CINCINNATI — One sign shows the frustration of Northside homeowners loud and clear: "Missing: Crosswalk lines — Have you seen them? Last seen here, before road was repaved. White stripes. Loves when you yield to pedestrians. If found, please return! Our kids miss them very much."
The message is taped to a street sign at the intersection of Fergus Road and Pullan Avenue. That intersection has remnants of what once was a pedestrian crosswalk. A construction project last fall paved over those crosswalk lines.
“We walk here at least twice a day. Our kids go to Parker Woods Montessori just up the hill. One of the reasons we love the neighborhood is because it’s so walkable with our kids,” said Candace Caudill, a Northside mother of five. “And we can walk back and forth to school. It’s been a lot more difficult without the lines on the road.”
Caudill said she hasn’t seen a pedestrian accident at the intersection yet; however, she’s concerned the lack of crosswalk lines could add to danger — especially as students are walking to and from a nearby school.
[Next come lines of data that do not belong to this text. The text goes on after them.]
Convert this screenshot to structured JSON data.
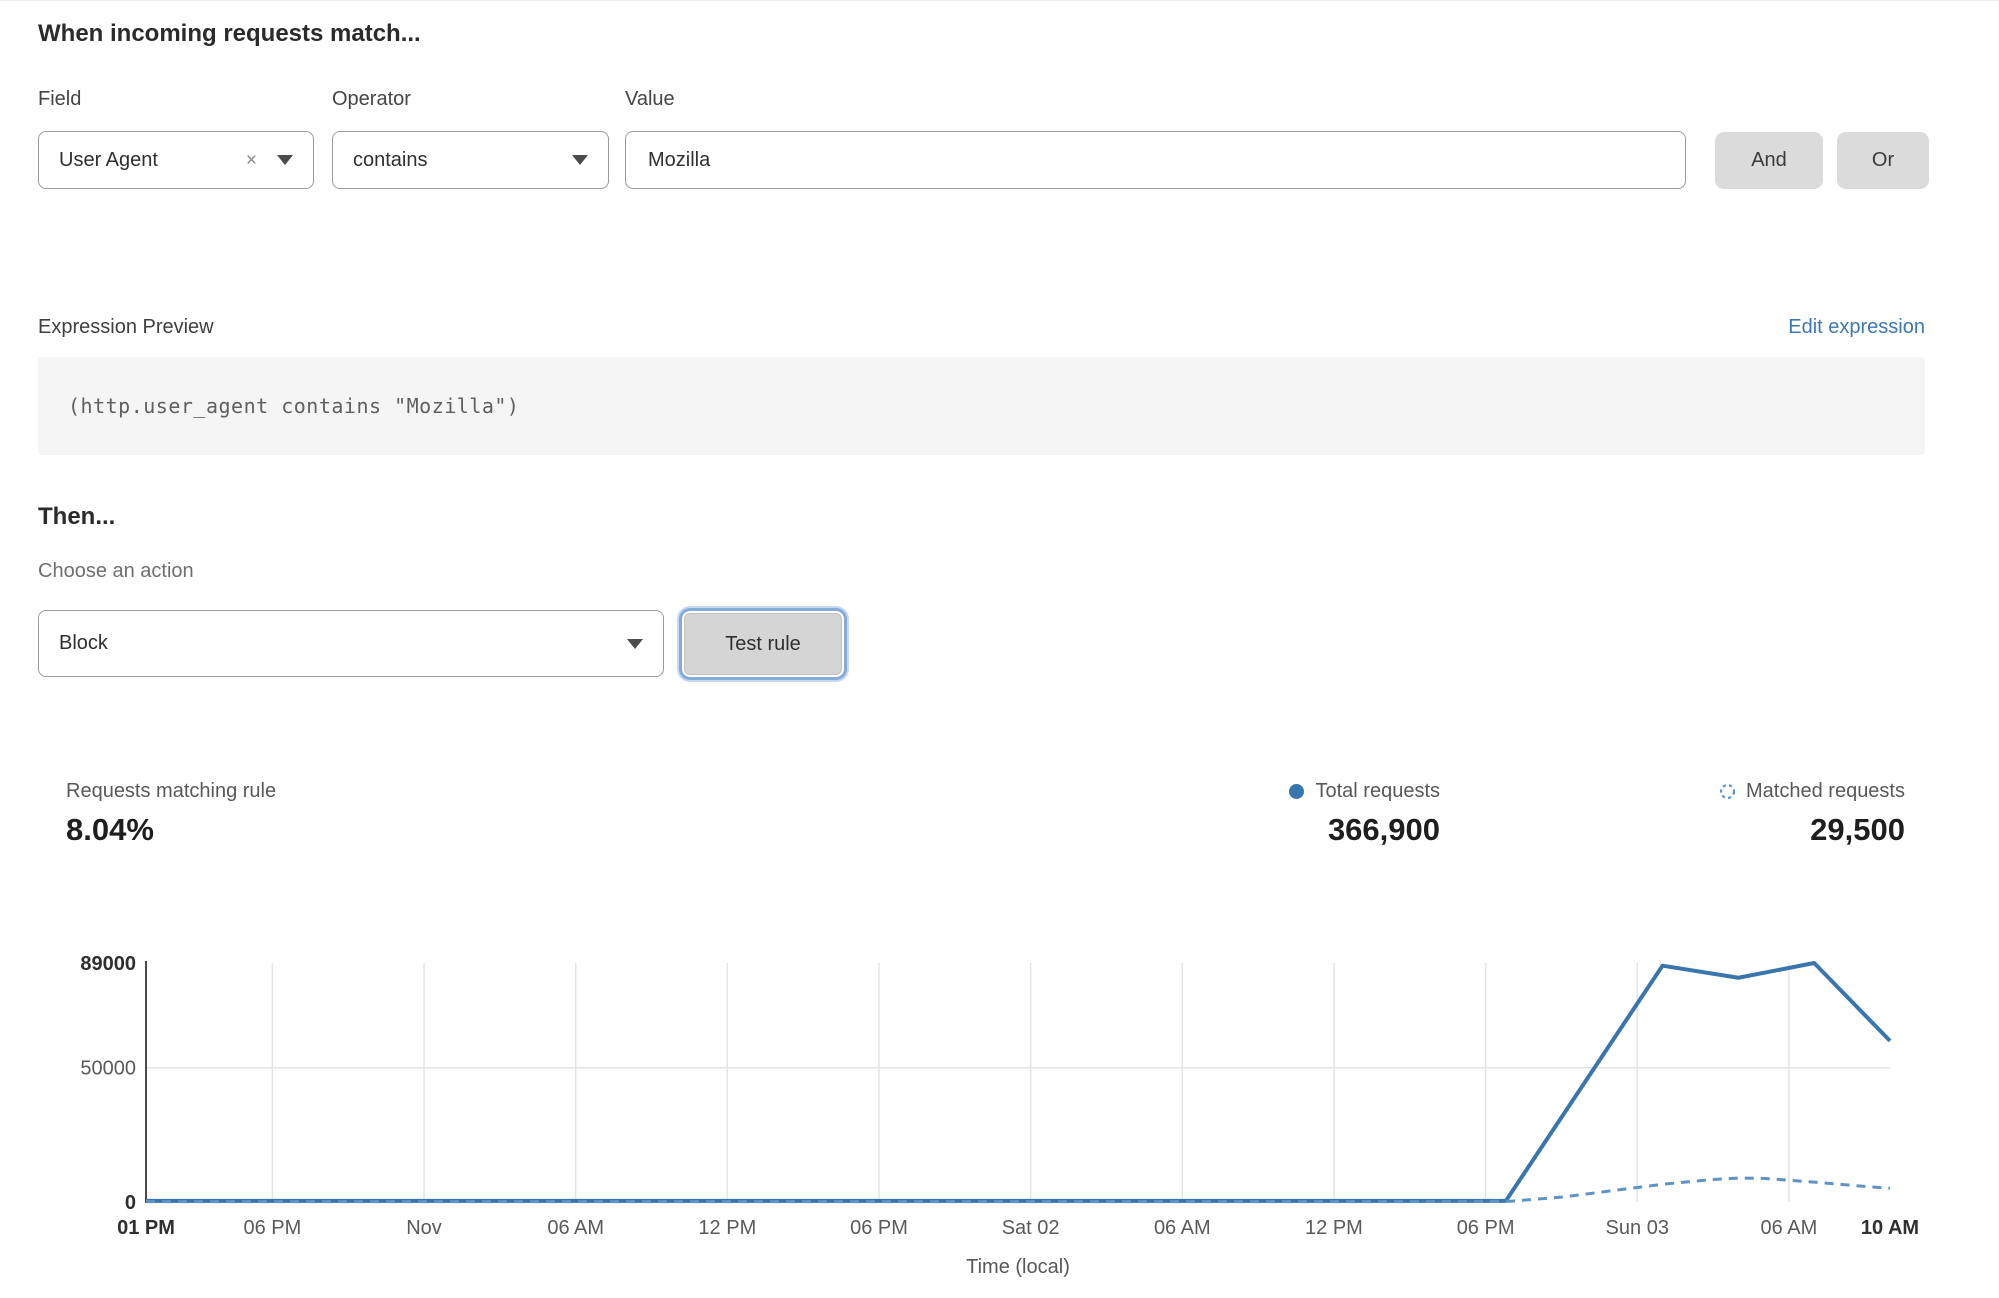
{
  "header": {
    "title": "When incoming requests match..."
  },
  "rule_builder": {
    "field": {
      "label": "Field",
      "value": "User Agent"
    },
    "operator": {
      "label": "Operator",
      "value": "contains"
    },
    "value": {
      "label": "Value",
      "value": "Mozilla"
    },
    "and_label": "And",
    "or_label": "Or"
  },
  "icons": {
    "clear": "×"
  },
  "expression": {
    "label": "Expression Preview",
    "edit_link": "Edit expression",
    "code": "(http.user_agent contains \"Mozilla\")"
  },
  "action": {
    "title": "Then...",
    "choose_label": "Choose an action",
    "selected": "Block",
    "test_button": "Test rule"
  },
  "stats": {
    "matching": {
      "label": "Requests matching rule",
      "value": "8.04%"
    },
    "total": {
      "label": "Total requests",
      "value": "366,900"
    },
    "matched": {
      "label": "Matched requests",
      "value": "29,500"
    }
  },
  "colors": {
    "accent_link": "#3e78b3",
    "total_line": "#3a76ae",
    "matched_line": "#5f93c5",
    "grid": "#e4e4e4",
    "axis": "#4a4a4a",
    "tick_text": "#5a5a5a",
    "tick_text_bold": "#2f2f2f"
  },
  "chart_data": {
    "type": "line",
    "title": "",
    "xlabel": "Time (local)",
    "ylabel": "",
    "ylim": [
      0,
      89000
    ],
    "x_hours_range": [
      0,
      69
    ],
    "grid": true,
    "legend_position": "top-right",
    "yticks": [
      {
        "v": 0,
        "label": "0",
        "bold": true,
        "gridline": false
      },
      {
        "v": 50000,
        "label": "50000",
        "bold": false,
        "gridline": true
      },
      {
        "v": 89000,
        "label": "89000",
        "bold": true,
        "gridline": false
      }
    ],
    "xticks": [
      {
        "h": 0,
        "label": "01 PM",
        "bold": true
      },
      {
        "h": 5,
        "label": "06 PM",
        "bold": false
      },
      {
        "h": 11,
        "label": "Nov",
        "bold": false
      },
      {
        "h": 17,
        "label": "06 AM",
        "bold": false
      },
      {
        "h": 23,
        "label": "12 PM",
        "bold": false
      },
      {
        "h": 29,
        "label": "06 PM",
        "bold": false
      },
      {
        "h": 35,
        "label": "Sat 02",
        "bold": false
      },
      {
        "h": 41,
        "label": "06 AM",
        "bold": false
      },
      {
        "h": 47,
        "label": "12 PM",
        "bold": false
      },
      {
        "h": 53,
        "label": "06 PM",
        "bold": false
      },
      {
        "h": 59,
        "label": "Sun 03",
        "bold": false
      },
      {
        "h": 65,
        "label": "06 AM",
        "bold": false
      },
      {
        "h": 69,
        "label": "10 AM",
        "bold": true
      }
    ],
    "series": [
      {
        "name": "Total requests",
        "style": "solid",
        "color": "#3a76ae",
        "points": [
          [
            0,
            400
          ],
          [
            10,
            400
          ],
          [
            20,
            400
          ],
          [
            30,
            400
          ],
          [
            40,
            400
          ],
          [
            50,
            400
          ],
          [
            53.8,
            400
          ],
          [
            60,
            88000
          ],
          [
            63,
            83500
          ],
          [
            66,
            89000
          ],
          [
            69,
            60000
          ]
        ]
      },
      {
        "name": "Matched requests",
        "style": "dashed",
        "color": "#5f93c5",
        "points": [
          [
            0,
            150
          ],
          [
            10,
            150
          ],
          [
            20,
            150
          ],
          [
            30,
            150
          ],
          [
            40,
            150
          ],
          [
            50,
            150
          ],
          [
            54,
            300
          ],
          [
            56,
            1800
          ],
          [
            58,
            4200
          ],
          [
            60,
            6600
          ],
          [
            62,
            8400
          ],
          [
            63,
            8900
          ],
          [
            64,
            8800
          ],
          [
            65,
            8100
          ],
          [
            66,
            7400
          ],
          [
            67,
            6600
          ],
          [
            68,
            5800
          ],
          [
            69,
            5100
          ]
        ]
      }
    ]
  }
}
“There’s remnants of what was there before. But you can’t see them as you’re driving. Especially as you have cars coming for pickup at school time. They line the edges of the road. It’s difficult to see children who are crossing the street,” she said.
Simone Balachandran also lives near the intersection and said an engineering study might be needed to assess if a crosswalk is warranted at the intersection.
“Neighborhood residents are important. They are experts on the ground. They live here. Know the conditions here. There always need to be a proper engineering analysis done,” Balachandran said. “It’s important to bring together the stakeholders to be able to make the best decision.”
That message made its way to Cincinnati city leaders after WCPO 9 News contacted transportation and engineering officials. Rocky Merz, director of communications with the City of Cincinnati, said the work was part of a Greater Cincinnati Waterworks project. He said the crosswalks will be restored by the end of the week.
Parents like Caudill said it’s a win for community safety.
“I hope that they proactively hear this message, and will put some new crosswalks down. I’d love to see the ones painted 3D style to get people’s attention," said Caudill. "There’s so many children who walk here on a regular basis. And a lot of them without adults as they get older. We want to support Northside being a walkable community."